Hospitals, government institutions, banks, law firms and corporate offices—all worry about liability associated with the confidential documents they handle. Even corporate marketing plans, blueprints, and personnel and payroll records are potential powder kegs if confidential information becomes public.

Not surprisingly, many entrepreneurs are profiting from all this corporate angst—and it's not only perfectly legal, it's efficient and environmentally sound, too.

Empowering this nucleus of entrepreneurs is Shred-Tech, the world's largest manufacturer of low speed, high-torque shear shredders.

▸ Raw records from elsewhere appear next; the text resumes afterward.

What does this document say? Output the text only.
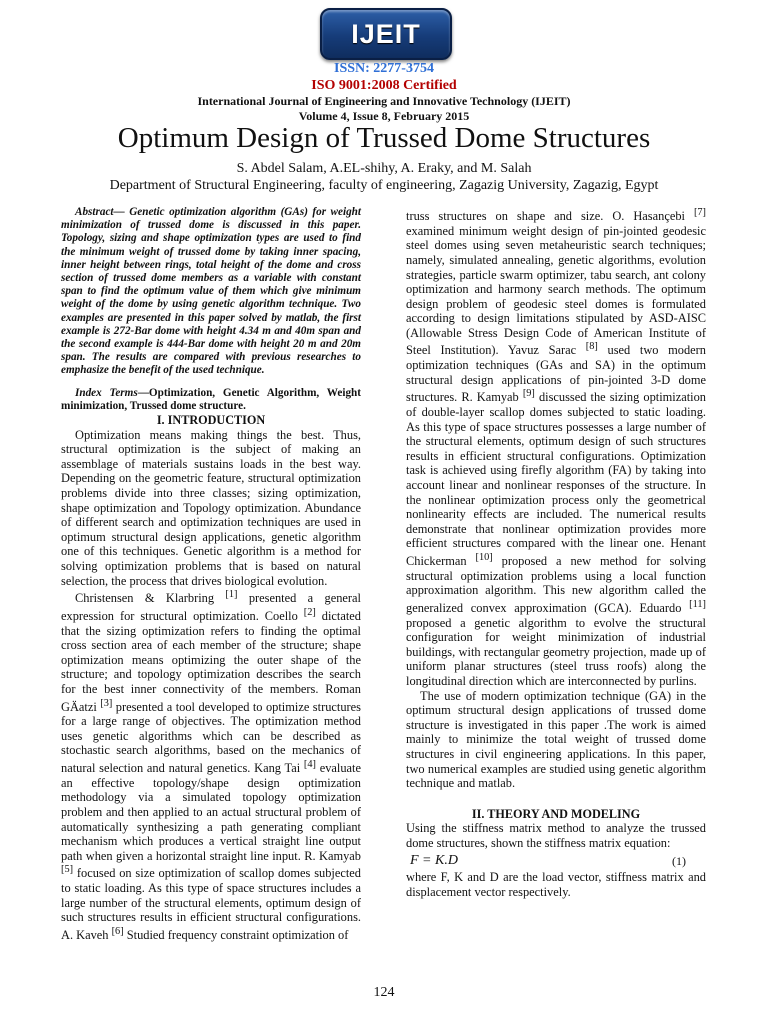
IJEIT
ISSN: 2277-3754
ISO 9001:2008 Certified
International Journal of Engineering and Innovative Technology (IJEIT)
Volume 4, Issue 8, February 2015
Optimum Design of Trussed Dome Structures
S. Abdel Salam, A.EL-shihy, A. Eraky, and M. Salah
Department of Structural Engineering, faculty of engineering, Zagazig University, Zagazig, Egypt

Abstract— Genetic optimization algorithm (GAs) for weight minimization of trussed dome is discussed in this paper. Topology, sizing and shape optimization types are used to find the minimum weight of trussed dome by taking inner spacing, inner height between rings, total height of the dome and cross section of trussed dome members as a variable with constant span to find the optimum value of them which give minimum weight of the dome by using genetic algorithm technique. Two examples are presented in this paper solved by matlab, the first example is 272-Bar dome with height 4.34 m and 40m span and the second example is 444-Bar dome with height 20 m and 20m span. The results are compared with previous researches to emphasize the benefit of the used technique.

Index Terms—Optimization, Genetic Algorithm, Weight minimization, Trussed dome structure.

I. INTRODUCTION

Optimization means making things the best. Thus, structural optimization is the subject of making an assemblage of materials sustains loads in the best way. Depending on the geometric feature, structural optimization problems divide into three classes; sizing optimization, shape optimization and Topology optimization. Abundance of different search and optimization techniques are used in optimum structural design applications, genetic algorithm one of this techniques. Genetic algorithm is a method for solving optimization problems that is based on natural selection, the process that drives biological evolution.

Christensen & Klarbring [1] presented a general expression for structural optimization. Coello [2] dictated that the sizing optimization refers to finding the optimal cross section area of each member of the structure; shape optimization means optimizing the outer shape of the structure; and topology optimization describes the search for the best inner connectivity of the members. Roman GÄatzi [3] presented a tool developed to optimize structures for a large range of objectives. The optimization method uses genetic algorithms which can be described as stochastic search algorithms, based on the mechanics of natural selection and natural genetics. Kang Tai [4] evaluate an effective topology/shape design optimization methodology via a simulated topology optimization problem and then applied to an actual structural problem of automatically synthesizing a path generating compliant mechanism which produces a vertical straight line output path when given a horizontal straight line input. R. Kamyab [5] focused on size optimization of scallop domes subjected to static loading. As this type of space structures includes a large number of the structural elements, optimum design of such structures results in efficient structural configurations. A. Kaveh [6] Studied frequency constraint optimization of

truss structures on shape and size. O. Hasançebi [7] examined minimum weight design of pin-jointed geodesic steel domes using seven metaheuristic search techniques; namely, simulated annealing, genetic algorithms, evolution strategies, particle swarm optimizer, tabu search, ant colony optimization and harmony search methods. The optimum design problem of geodesic steel domes is formulated according to design limitations stipulated by ASD-AISC (Allowable Stress Design Code of American Institute of Steel Institution). Yavuz Sarac [8] used two modern optimization techniques (GAs and SA) in the optimum structural design applications of pin-jointed 3-D dome structures. R. Kamyab [9] discussed the sizing optimization of double-layer scallop domes subjected to static loading. As this type of space structures possesses a large number of the structural elements, optimum design of such structures results in efficient structural configurations. Optimization task is achieved using firefly algorithm (FA) by taking into account linear and nonlinear responses of the structure. In the nonlinear optimization process only the geometrical nonlinearity effects are included. The numerical results demonstrate that nonlinear optimization provides more efficient structures compared with the linear one. Henant Chickerman [10] proposed a new method for solving structural optimization problems using a local function approximation algorithm. This new algorithm called the generalized convex approximation (GCA). Eduardo [11] proposed a genetic algorithm to evolve the structural configuration for weight minimization of industrial buildings, with rectangular geometry projection, made up of uniform planar structures (steel truss roofs) along the longitudinal direction which are interconnected by purlins.

The use of modern optimization technique (GA) in the optimum structural design applications of trussed dome structure is investigated in this paper .The work is aimed mainly to minimize the total weight of trussed dome structures in civil engineering applications. In this paper, two numerical examples are studied using genetic algorithm technique and matlab.

II. THEORY AND MODELING

Using the stiffness matrix method to analyze the trussed dome structures, shown the stiffness matrix equation:

F = K.D	(1)

where F, K and D are the load vector, stiffness matrix and displacement vector respectively.

124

Shred-Tech goes beyond 'have truck, will shred,' however, by selling the equipment and helping get them started in the business.

Shred-Tech's Mark McKenna, an industry pioneer who's earned a reputation as the 'King of Shredding,” describes the way his company works with entrepreneurs. “The first thing we do is provide information about the industry in general, educating them about the legislative drivers that are helping fuel the growth of this industry.” Uproar over identify theft is piling on top of corporate concern about government regulations like HIPAA, which governs confidentiality in the medical community, Gramm-Leach-Bliley, protecting consumer financial information, and the Economic Espionage Act, guarding the confidentiality of trade secrets.

“Though Shred-Tech isn't a franchise, we make the prospect aware of franchise opportunities like Pro-Shred and Shred-It. Then, we offer the investor an alternative that appeals to many who don't want to pay franchise fees, royalties or residuals, and who prefer to buy direct from the manufacturer,” McKenna said.

Shred-Tech also provides demographic data about competition and potential clients, and offers models of business plans made to encourage a prospect to analyze the potential risks and rewards in his or her particular market. McKenna acknowledges that, as a manufacturer, Shred-Tech is in business to sell equipment “but, more altruistically, we don't want to sell equipment to anyone who is not going to succeed in the business. It damages the industry and our reputation.”

Despite competition from franchises in some markets, Shred-Tech has been extremely successful in introducing independent operators into the business. Says McKenna, “The technological advancements Shred-Tech has made in the last couple of years have really differentiated the independent operators from the franchise model. Typically that model has priced its services on a per-minute basis, which doesn’t encourage the development of more efficient technology. The independent operators enjoy the ability to shred more material and, ultimately, generate more revenue.”

Most of the new owners start with one truck and the most popular model is the MDS-25GT, which costs about $192,000. Many financing options are available, including the U.S. Small Business Administration.

McKenna says most of the people who enter the business are coming from other careers. “Typically, they want to get away from big business, become an entrepreneur, and be their own boss.'

Take for example, Tom Hanlon, a technology industry executive who started AllShred, a mobile document shredding company in Chapel Hill, NC. In addition to shredding documents, his business also destroys plastics, computer discs, CDs, data-storage tapes, VCR/VHS tapes, and x-ray films. “I took delivery of my third truck one month ago, and my service schedule is already fully booked. We are currently negotiating the purchase of our fourth truck. The revenue ramp-up has far exceeded our expectations, and Shred-Tech has been there with us every step of the way,” Hanlon says.

So, how's the future look? According to Hanlon, “We are thrilled about our success. From day one, we’ve enjoyed tremendous support from Shred-Tech. They continue to meet the challenge of maximizing equipment productivity, which allows me to focus on the growth of my business.”